CGI Monster, Real Damage
The cruel irony of Venom lies in how unreal it looks on screen. The symbiote is entirely digital, yet the performance demanded extreme physicality from Hardy to sell the illusion.
The slapstick chaos of Eddie Brock being thrown, twisted, and contorted by an invisible alien required hundreds of takes involving violent, repetitive body movements. Key scenes submerged Hardy for extended periods, triggering recurring sinus and lung problems. Even the role’s comedic elements came at a cost—what reads as physical humor translated into real strain on joints already under pressure.
Riley has also hinted at the emotional toll. Playing a man constantly at war with an internal parasite meant Hardy carried a darker, more volatile energy home, compounding the physical exhaustion with psychological fatigue.

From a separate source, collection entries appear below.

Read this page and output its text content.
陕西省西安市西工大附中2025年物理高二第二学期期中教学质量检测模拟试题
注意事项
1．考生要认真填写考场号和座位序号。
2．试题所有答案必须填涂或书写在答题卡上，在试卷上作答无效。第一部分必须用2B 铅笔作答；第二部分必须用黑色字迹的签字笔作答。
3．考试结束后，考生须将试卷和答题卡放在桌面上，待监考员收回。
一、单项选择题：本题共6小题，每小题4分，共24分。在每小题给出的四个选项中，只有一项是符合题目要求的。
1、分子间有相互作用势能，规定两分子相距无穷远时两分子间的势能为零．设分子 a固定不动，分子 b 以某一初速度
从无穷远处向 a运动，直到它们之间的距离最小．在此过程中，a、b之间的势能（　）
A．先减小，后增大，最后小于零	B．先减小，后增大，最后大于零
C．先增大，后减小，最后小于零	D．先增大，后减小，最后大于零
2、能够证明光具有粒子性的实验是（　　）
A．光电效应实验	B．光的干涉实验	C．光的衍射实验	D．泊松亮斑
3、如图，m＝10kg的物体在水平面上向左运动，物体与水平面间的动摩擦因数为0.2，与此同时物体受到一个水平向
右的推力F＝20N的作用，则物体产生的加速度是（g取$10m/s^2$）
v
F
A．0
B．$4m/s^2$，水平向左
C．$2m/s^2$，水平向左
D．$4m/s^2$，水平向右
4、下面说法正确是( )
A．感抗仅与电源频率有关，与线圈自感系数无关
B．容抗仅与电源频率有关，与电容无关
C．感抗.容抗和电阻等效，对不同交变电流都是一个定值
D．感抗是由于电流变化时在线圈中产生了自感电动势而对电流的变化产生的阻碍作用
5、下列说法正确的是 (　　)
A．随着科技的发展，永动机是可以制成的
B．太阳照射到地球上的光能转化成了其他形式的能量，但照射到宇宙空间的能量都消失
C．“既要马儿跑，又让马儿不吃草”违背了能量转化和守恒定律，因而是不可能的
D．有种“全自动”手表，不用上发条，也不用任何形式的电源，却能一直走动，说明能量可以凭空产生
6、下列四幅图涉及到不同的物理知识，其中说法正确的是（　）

When “The Last Dance” Meant Mercy
By the time The Last Dance ended its theatrical run in early 2025, Riley didn’t see a franchise finale—she saw freedom. No paycheck, she has suggested, justifies permanent damage to mobility and long-term health.
As 2026 approaches, Hardy appears to agree. He has signaled a pivot toward voice acting and character-driven dramas—work that doesn’t require ice baths, physiotherapists, or braces between takes.
For Charlotte Riley, wishing the franchise “didn’t exist” isn’t bitterness—it’s clarity. Behind every CGI spectacle is a human body paying the price, and for her family, Venom was a blockbuster victory that came at far too high a cost.